板木研究の現在 金子貴昭 (2013年6月27日)

■関西部会 発表要旨(2013年6月27日)

板木研究の現在――到達点と課題

金子貴昭
(立命館大学衣笠総合研究機構専門研究員)

 板木は,近世出版において,板本を印刷するための道具であり,板株(版権)の所在を明示する存在であった。つまり板木は近世出版の根本を支える装置であった。従来,文芸研究・出版研究などにおいて,研究資料としてさかんに用いられてきた板本に比べ,板木が顧みられることはほとんどなかったが,この十数年の間,永井一彰氏(奈良大学文学部教授)や報告者の研究により,板木がようやく脚光を浴びつつある。しかし,板木研究の歴史は浅いだけに,板木を基礎資料として捉える向きは,まだ弱いといわざるを得ない。本報告では,今後の板木研究の発展のために,これまでの到達点は何か,これからの課題は何かについて,確認を行った。
 報告の前半ではまず,先行研究において板木の重要性が確認されながらも,板木がこれまで研究活用されてこなかった実態を指摘した上で,板木を研究活用するために報告者が構築した板木デジタルアーカイブ基盤について報告を行った。
 次に,拙著『近世出版の板木研究』(法藏館,2013年2月刊)の内容を中心に,(1)板木のどの部分に着目して観察すれば良いか(板木の変形を防ぐ「端食」の形式,外寸・厚さ等),(2)板木の修訂技術として知られる「入木」の誤解と実態,(3)1冊の板本の中に複数の紙質が混じることと板木との相関関係,(4)板本の匡郭寸法と板木との相関関係,(5)折本や巻物はどうやって摺刷するのか,(6)半分(半丁)に切断された板木はどのように使うのか,(7)報告時,奈良大学博物館において開催中であった「板木さまざま――芭蕉・蕪村・秋成・一茶も勢ぞろい」展の報告,(8)報告者が企画・開催した過年度の展覧会の紹介など,これまでの板木研究の到達点について報告した。
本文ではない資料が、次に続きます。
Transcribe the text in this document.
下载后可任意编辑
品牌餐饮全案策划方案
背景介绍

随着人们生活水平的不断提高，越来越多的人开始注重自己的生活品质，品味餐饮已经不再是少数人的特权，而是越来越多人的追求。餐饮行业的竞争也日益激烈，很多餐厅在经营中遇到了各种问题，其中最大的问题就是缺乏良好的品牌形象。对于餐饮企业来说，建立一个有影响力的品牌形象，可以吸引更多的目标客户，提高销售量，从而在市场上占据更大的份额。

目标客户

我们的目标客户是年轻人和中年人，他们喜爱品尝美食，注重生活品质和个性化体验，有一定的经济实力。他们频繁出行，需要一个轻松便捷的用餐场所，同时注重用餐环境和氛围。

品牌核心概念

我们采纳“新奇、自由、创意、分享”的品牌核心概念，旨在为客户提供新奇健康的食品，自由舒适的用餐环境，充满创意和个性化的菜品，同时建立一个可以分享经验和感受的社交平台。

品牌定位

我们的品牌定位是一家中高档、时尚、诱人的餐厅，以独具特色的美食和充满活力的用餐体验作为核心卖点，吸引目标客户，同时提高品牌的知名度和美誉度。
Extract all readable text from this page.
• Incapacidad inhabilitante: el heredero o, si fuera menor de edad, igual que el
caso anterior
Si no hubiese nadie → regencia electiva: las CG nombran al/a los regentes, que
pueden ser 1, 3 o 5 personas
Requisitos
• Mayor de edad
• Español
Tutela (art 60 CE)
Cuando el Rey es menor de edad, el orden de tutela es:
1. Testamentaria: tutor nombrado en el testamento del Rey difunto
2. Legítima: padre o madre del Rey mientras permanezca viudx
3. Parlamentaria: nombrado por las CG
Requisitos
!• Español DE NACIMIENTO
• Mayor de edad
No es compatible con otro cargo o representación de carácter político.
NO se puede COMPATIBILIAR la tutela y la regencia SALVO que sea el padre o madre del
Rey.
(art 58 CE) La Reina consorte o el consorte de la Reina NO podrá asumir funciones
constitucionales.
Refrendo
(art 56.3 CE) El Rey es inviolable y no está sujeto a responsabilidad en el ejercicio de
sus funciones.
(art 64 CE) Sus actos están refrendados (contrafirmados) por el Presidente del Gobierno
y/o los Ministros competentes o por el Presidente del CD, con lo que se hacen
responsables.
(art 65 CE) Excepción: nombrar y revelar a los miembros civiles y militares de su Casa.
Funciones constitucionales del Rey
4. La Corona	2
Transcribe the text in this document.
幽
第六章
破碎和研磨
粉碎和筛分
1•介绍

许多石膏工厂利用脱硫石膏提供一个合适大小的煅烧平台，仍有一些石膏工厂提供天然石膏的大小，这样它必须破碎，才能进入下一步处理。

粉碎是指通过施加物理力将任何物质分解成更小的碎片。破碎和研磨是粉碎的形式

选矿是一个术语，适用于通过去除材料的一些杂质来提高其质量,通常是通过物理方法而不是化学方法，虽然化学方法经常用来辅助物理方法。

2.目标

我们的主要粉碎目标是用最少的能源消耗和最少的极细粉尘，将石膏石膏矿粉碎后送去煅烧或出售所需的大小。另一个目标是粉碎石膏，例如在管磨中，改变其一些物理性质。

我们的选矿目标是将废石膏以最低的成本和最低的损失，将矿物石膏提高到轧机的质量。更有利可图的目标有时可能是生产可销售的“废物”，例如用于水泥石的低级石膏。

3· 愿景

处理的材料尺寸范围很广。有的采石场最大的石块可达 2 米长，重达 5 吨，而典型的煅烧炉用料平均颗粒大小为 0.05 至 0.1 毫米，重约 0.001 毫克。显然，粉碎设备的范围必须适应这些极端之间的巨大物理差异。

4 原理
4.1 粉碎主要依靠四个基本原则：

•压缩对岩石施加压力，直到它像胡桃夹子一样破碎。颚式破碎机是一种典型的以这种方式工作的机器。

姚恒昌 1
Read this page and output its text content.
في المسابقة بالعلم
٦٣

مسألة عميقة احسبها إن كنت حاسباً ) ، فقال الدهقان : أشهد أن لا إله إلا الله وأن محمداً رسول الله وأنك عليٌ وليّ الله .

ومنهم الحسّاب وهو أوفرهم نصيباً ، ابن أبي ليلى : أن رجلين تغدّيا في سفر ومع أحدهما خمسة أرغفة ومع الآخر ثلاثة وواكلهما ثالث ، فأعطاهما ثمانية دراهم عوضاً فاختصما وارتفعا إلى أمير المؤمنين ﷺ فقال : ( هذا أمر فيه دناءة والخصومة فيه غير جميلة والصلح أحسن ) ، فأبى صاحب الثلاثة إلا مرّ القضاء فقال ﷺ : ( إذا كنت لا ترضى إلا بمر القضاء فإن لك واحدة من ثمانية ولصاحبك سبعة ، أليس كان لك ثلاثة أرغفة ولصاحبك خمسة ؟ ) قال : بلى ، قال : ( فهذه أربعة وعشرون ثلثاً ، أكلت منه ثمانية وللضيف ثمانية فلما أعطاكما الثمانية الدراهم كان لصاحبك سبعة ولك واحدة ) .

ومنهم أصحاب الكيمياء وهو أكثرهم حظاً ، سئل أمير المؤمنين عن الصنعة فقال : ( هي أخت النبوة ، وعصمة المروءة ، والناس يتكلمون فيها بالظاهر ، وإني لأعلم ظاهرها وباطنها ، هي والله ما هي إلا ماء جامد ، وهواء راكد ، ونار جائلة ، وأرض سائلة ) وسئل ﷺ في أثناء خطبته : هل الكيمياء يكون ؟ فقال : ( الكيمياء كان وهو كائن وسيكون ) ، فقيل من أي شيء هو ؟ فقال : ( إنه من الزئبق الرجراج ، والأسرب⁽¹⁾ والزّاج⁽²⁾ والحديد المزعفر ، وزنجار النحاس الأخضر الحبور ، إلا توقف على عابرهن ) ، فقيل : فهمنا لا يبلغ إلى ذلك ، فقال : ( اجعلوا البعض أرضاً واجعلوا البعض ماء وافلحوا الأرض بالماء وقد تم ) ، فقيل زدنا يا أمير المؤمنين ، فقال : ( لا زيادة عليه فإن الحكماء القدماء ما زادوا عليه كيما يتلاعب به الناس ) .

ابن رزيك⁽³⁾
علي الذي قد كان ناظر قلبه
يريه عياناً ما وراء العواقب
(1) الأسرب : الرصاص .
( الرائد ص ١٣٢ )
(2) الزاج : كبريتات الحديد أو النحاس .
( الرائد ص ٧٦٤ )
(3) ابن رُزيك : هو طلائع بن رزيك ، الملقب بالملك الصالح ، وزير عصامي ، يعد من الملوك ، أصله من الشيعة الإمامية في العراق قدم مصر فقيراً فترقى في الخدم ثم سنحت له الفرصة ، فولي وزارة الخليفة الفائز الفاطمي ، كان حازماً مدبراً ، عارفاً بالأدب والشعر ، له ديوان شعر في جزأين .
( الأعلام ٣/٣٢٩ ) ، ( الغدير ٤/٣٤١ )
また,板木を研究することにより,板木による書誌学を構築し,そこで得られた情報を板本書誌学に還元する「板木書誌学」を提唱した。
 後半では,黄檗山宝蔵院(鉄眼一切経の板木)・社団法人温故学会(群書類従の板木)・真宗佛光寺派本山佛光寺・株式会社法藏館の板木蔵内部の写真を紹介しつつ,国内外の板木所蔵機関を列挙し,現存する板木の全容(20万枚程度と推測)を把握,調査対象を未調査の板木コレクションに拡大していく必要性を述べた。
 モノとしての板木は,現存板木の調査に邁進すれば,おのずと物理的性格を明らかにすることができる。しかし,冒頭に述べたように,板木が近世出版の根本装置であった以上,モノとしてだけではなく,近世出版機構における「板木という存在」をも追求していく必要がある。報告者は,近世出版機構を理解する際に必須となる蒔田稲城・宗政五十緒・弥吉光長らの先行研究において,板木が考察対象に十分含められていない点を近世出版研究の問題点として指摘し,板木によって近世出版機構を捉えなおすべきことを主張した。
 逸失した板木枚数を想起すれば,現存する板木は大海の一滴にすぎないが,幸い,板木以外にも,板元や本屋仲間が遺した出版記録が現存しており,そこから「板木がいかに運用されていたか」を知ることができるはずである。板木を意識してこれらの出版記録を読解することにより,板木を根本とした近世出版機構の実態が見えてくることは間違いないであろう。
 総じて,板木調査と板木デジタルアーカイブへの取り組みをより充実させること(すなわち板木書誌学を拡充すること),板木をキーワードとして出版記録を読解し,板木を核とした近世出版機構の実態を解明することの2点を板木研究の課題として提示し,報告を締めくくった。